Kenya is staring at a food-shortage crisis and tough economic times following projections of a sharp drop in the maize harvest this year.

Farmers will harvest only 33 million bags, compared with 44 million last year, the Ministry of Agriculture announced Wednesday.

DRY SPELL

This represents a drop of a quarter or 25 per cent of the harvest. The expected harvest is a fraction of the 52 million bags the government had targeted.

The sharp drop, attributed to reduced acreage under the crop, a devastating drought during the planting season and incessant attacks by the fall army worm, is expected to have ripple effects across the economy.

Agriculture Chief Administrative Secretary Andrew Tuimur, announcing the anticipated drop in maize production, disclosed that land under the crop shrank from 2.2 million hectares last year to 1.5 million hectares.

There was also uneven germination of the crop due to a lengthy dry spell during the planting period.
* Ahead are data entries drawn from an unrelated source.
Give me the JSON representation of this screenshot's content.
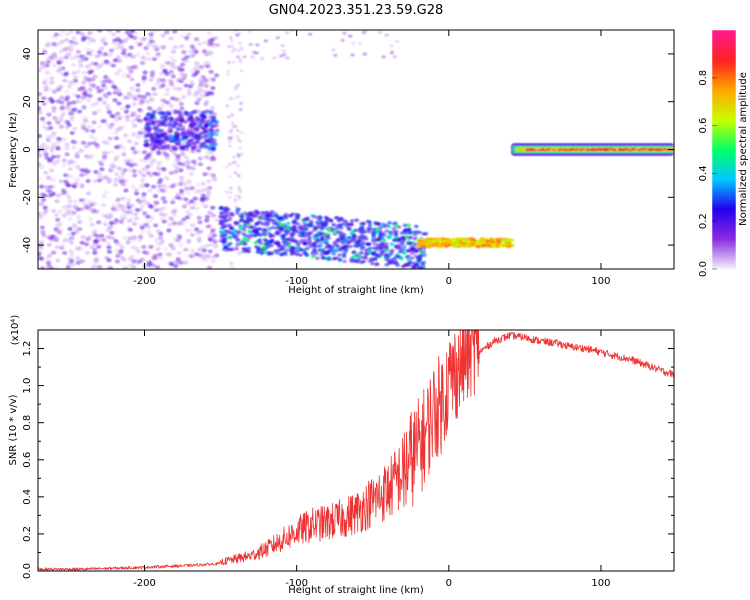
{
  "title": "GN04.2023.351.23.59.G28",
  "chart_data": [
    {
      "type": "heatmap",
      "xlabel": "Height of straight line (km)",
      "ylabel": "Frequency (Hz)",
      "xlim": [
        -270,
        148
      ],
      "ylim": [
        -50,
        50
      ],
      "x_ticks": [
        -200,
        -100,
        0,
        100
      ],
      "y_ticks": [
        -40,
        -20,
        0,
        20,
        40
      ],
      "colorbar": {
        "label": "Normalized spectral amplitude",
        "range": [
          0,
          1
        ],
        "ticks": [
          "0.0",
          "0.2",
          "0.4",
          "0.6",
          "0.8"
        ],
        "colors": [
          "#f2eefa",
          "#8a2be2",
          "#2200ee",
          "#00c8ff",
          "#00ff66",
          "#c8ff00",
          "#ffaa00",
          "#ff2222",
          "#ff1a8c"
        ]
      },
      "regions": [
        {
          "x": [
            -270,
            -152
          ],
          "freq": [
            -50,
            50
          ],
          "amplitude": 0.15
        },
        {
          "x": [
            -200,
            -152
          ],
          "freq": [
            0,
            16
          ],
          "amplitude": 0.25
        },
        {
          "x": [
            -150,
            -15
          ],
          "freq": [
            -47,
            -27
          ],
          "amplitude": 0.3
        },
        {
          "x": [
            -20,
            42
          ],
          "freq": [
            -41,
            -37
          ],
          "amplitude": 0.75
        },
        {
          "x": [
            42,
            148
          ],
          "freq": [
            -2,
            2
          ],
          "amplitude": 0.9
        }
      ]
    },
    {
      "type": "line",
      "xlabel": "Height of straight line (km)",
      "ylabel": "SNR (10 * v/v)",
      "y_scale_note": "(x10⁴)",
      "xlim": [
        -270,
        148
      ],
      "ylim": [
        0,
        1.3
      ],
      "x_ticks": [
        -200,
        -100,
        0,
        100
      ],
      "y_ticks": [
        "0.0",
        "0.2",
        "0.4",
        "0.6",
        "0.8",
        "1.0",
        "1.2"
      ],
      "series": [
        {
          "color": "#ee3333",
          "x": [
            -270,
            -240,
            -200,
            -170,
            -150,
            -130,
            -120,
            -110,
            -100,
            -90,
            -80,
            -70,
            -60,
            -50,
            -40,
            -30,
            -25,
            -20,
            -15,
            -10,
            -5,
            0,
            10,
            20,
            30,
            40,
            50,
            60,
            70,
            80,
            90,
            100,
            110,
            120,
            130,
            140,
            148
          ],
          "y": [
            0.01,
            0.01,
            0.02,
            0.03,
            0.04,
            0.07,
            0.1,
            0.14,
            0.18,
            0.21,
            0.22,
            0.24,
            0.27,
            0.32,
            0.37,
            0.45,
            0.52,
            0.58,
            0.66,
            0.78,
            0.82,
            0.94,
            1.06,
            1.18,
            1.24,
            1.27,
            1.26,
            1.24,
            1.23,
            1.21,
            1.2,
            1.18,
            1.16,
            1.14,
            1.11,
            1.08,
            1.06
          ]
        }
      ]
    }
  ]
}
The planting season in the North Rift region, the country’s main food basket, runs from March to May. This period, traditionally wet, experienced a prolonged drought and later erratic rainfall, resulting in uneven germination and withering of the crop.
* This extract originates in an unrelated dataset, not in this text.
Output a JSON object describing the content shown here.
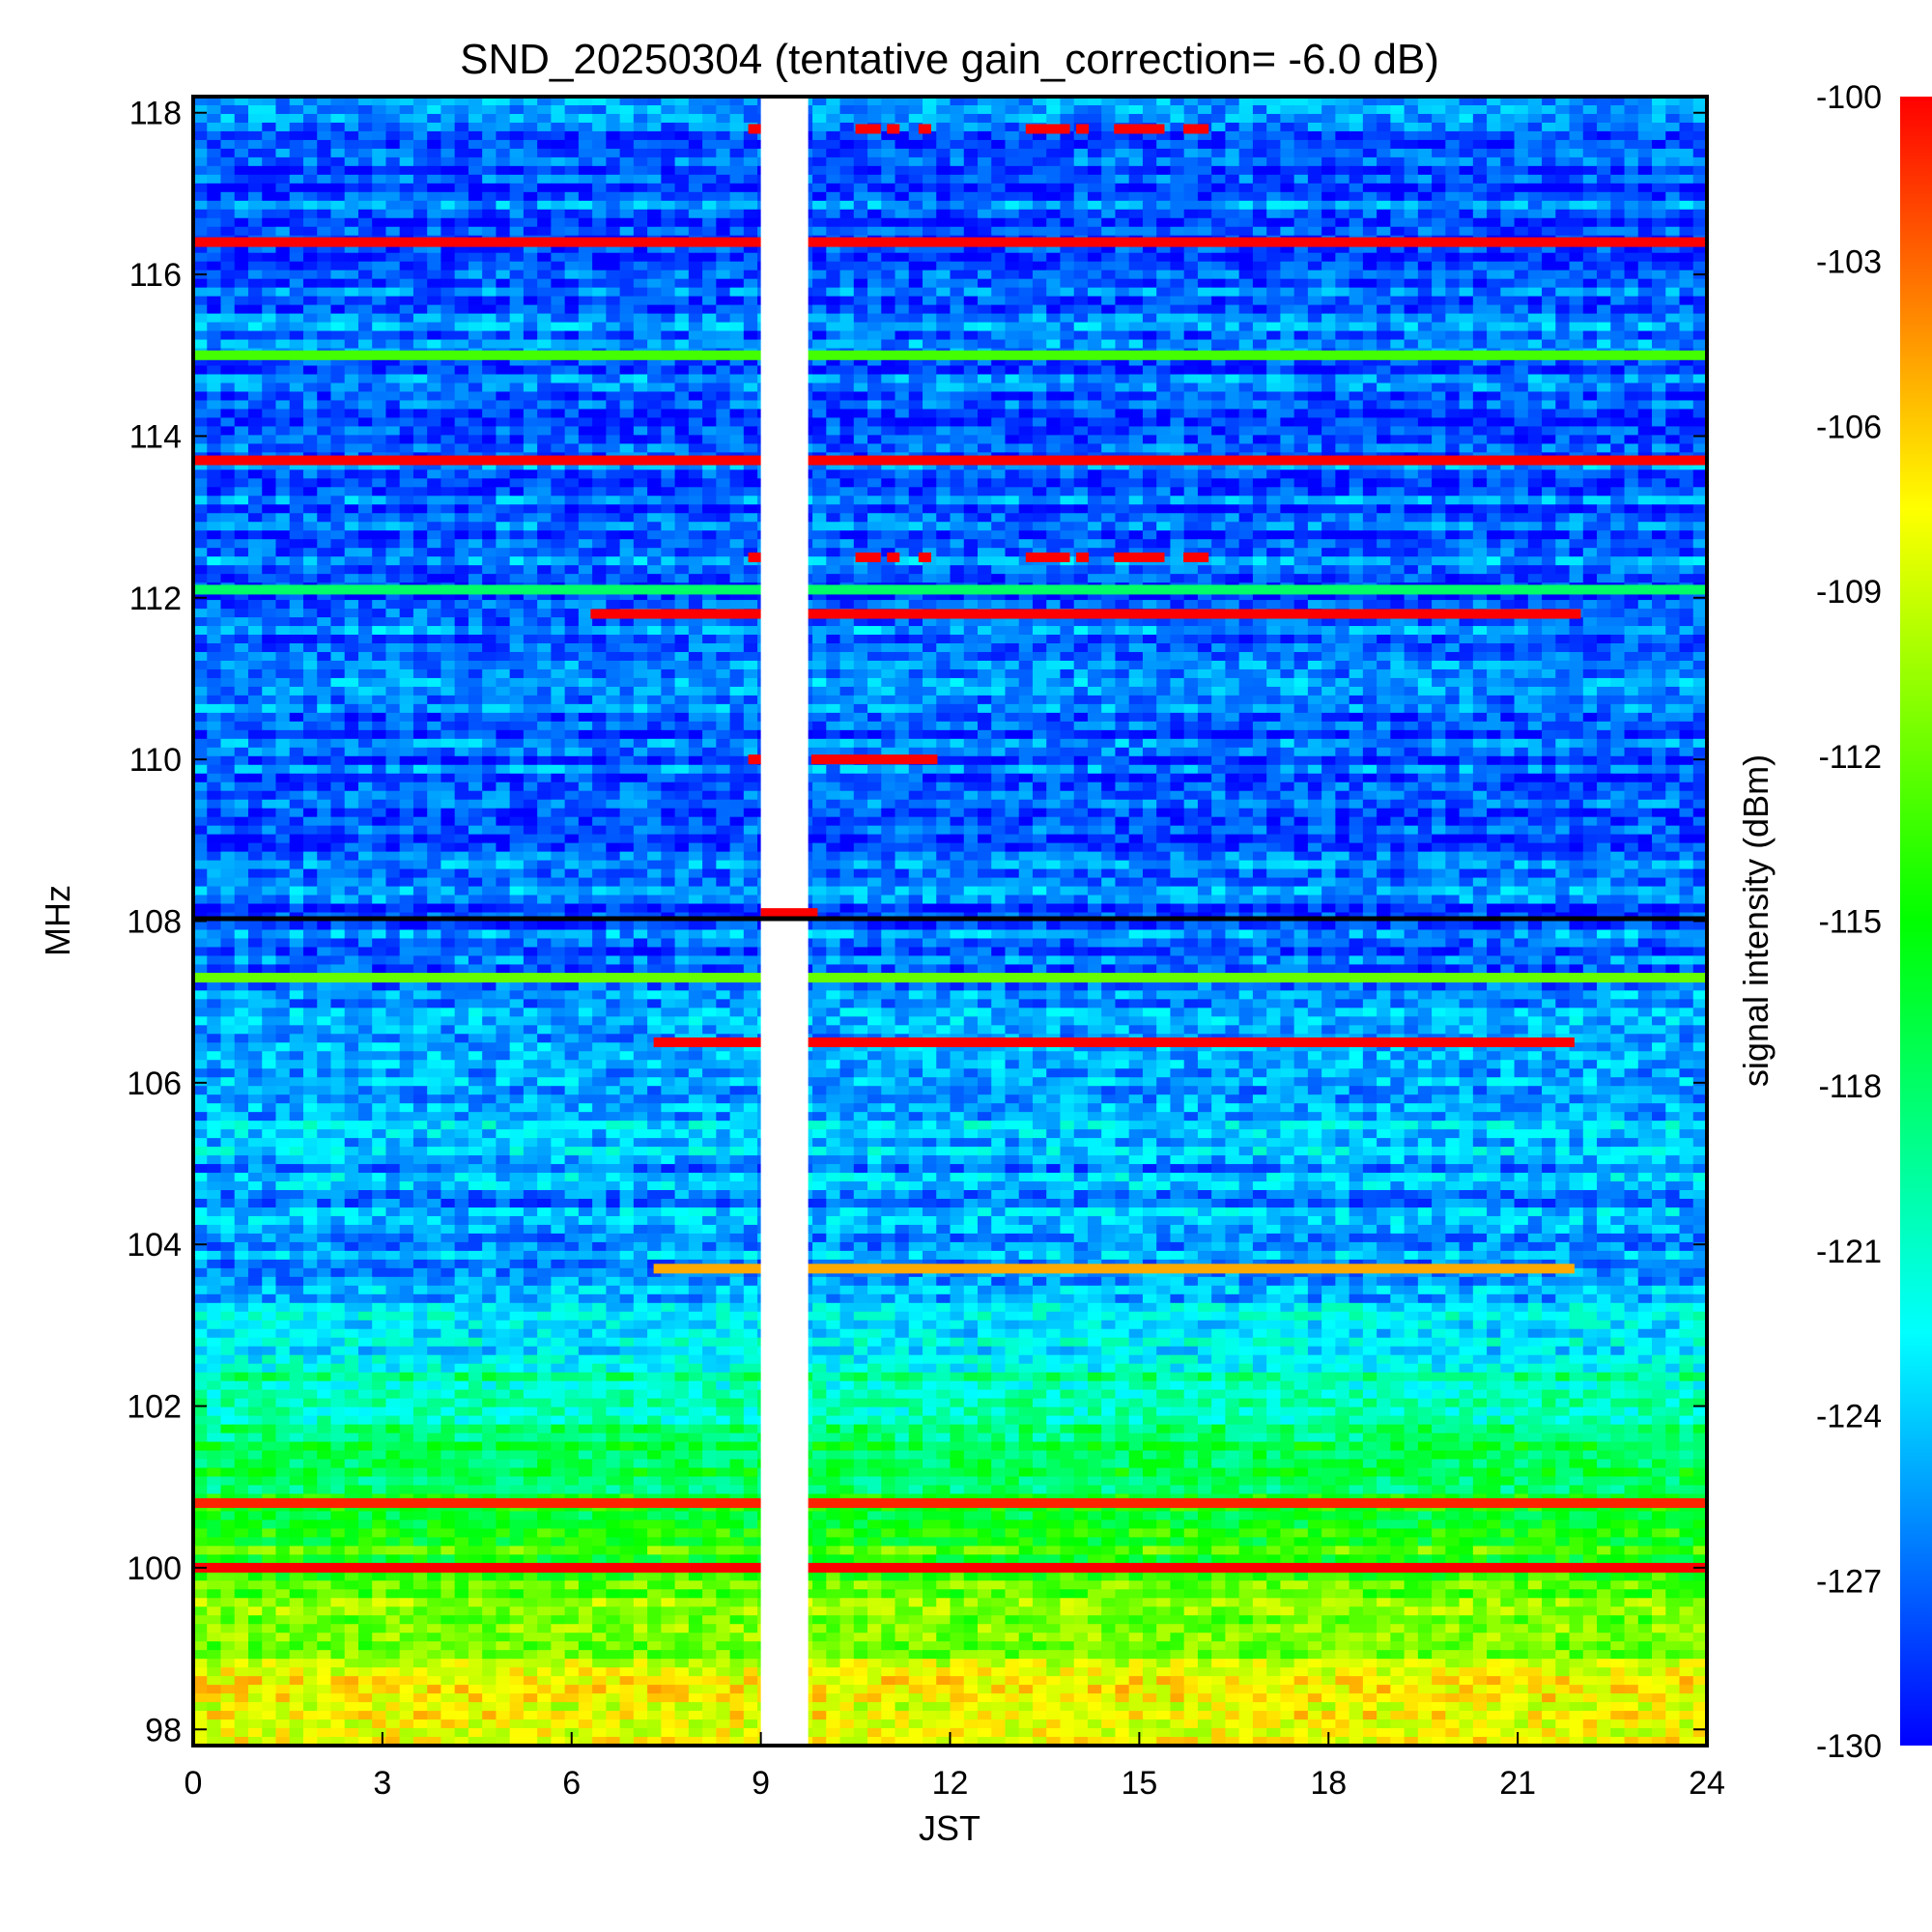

Dr Johnstone Irungu, the director of crops in the Ministry of Agriculture, also explained that multiple infestation of the dreaded fall army worms damaged the crop.

LOW MORALE

The North Rift region produces 80 per cent of the total national maize crop and the anticipated lower production spells doom for the country’s food security.

“We are dispatching a team of experts to carry out an assessment to find the full extent of the loss,” Dr Irungu said.
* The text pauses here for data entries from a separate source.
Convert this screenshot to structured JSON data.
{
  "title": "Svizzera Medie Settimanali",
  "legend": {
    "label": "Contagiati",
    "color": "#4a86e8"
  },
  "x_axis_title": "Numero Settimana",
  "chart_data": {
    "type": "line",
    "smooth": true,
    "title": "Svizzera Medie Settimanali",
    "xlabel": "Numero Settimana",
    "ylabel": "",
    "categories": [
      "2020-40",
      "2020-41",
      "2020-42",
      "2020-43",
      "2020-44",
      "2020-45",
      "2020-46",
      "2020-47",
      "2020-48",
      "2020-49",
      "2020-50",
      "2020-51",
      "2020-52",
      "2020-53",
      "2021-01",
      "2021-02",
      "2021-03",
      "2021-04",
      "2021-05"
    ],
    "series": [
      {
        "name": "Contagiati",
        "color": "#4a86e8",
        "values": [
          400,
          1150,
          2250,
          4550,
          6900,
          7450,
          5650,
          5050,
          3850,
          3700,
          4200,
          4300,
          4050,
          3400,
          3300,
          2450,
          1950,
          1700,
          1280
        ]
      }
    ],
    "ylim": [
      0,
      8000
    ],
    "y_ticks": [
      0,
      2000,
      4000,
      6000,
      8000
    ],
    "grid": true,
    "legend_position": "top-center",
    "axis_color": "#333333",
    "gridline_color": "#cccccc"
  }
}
Dr Tuimur and Dr Irungu were speaking during an agribusiness exhibition at the University of Eldoret on Tuesday.

The government’s grim forecast is backed by the Agricultural Information Network, a service of the US Department of Agriculture (USDA), which has predicted lower yields for maize, as well as for wheat and rice — two other staple foods in Kenya.

The agency reported reduced acreage under cultivation of the key crops against increased consumption of the cereals. “Corn/maize production is forecast at 3.6 million tonnes in 2019-20 down from 4.05 million in 2018-19,” warns the USDA report.

It attributes the decline to low morale among farmers caused by a market crisis last season.

TOUGH TIMES

The two bleak reports are in tandem with an earlier warning by the Parliamentary Budget Office of an all-time high inflation, signalling tough times for Kenyans already reeling under a high cost of living.

The projections came on the back of the latest Kenya National Bureau of Statistics figures that indicated only 78,400 new formal jobs were created in the economy last year, compared with 114,400 in 2017.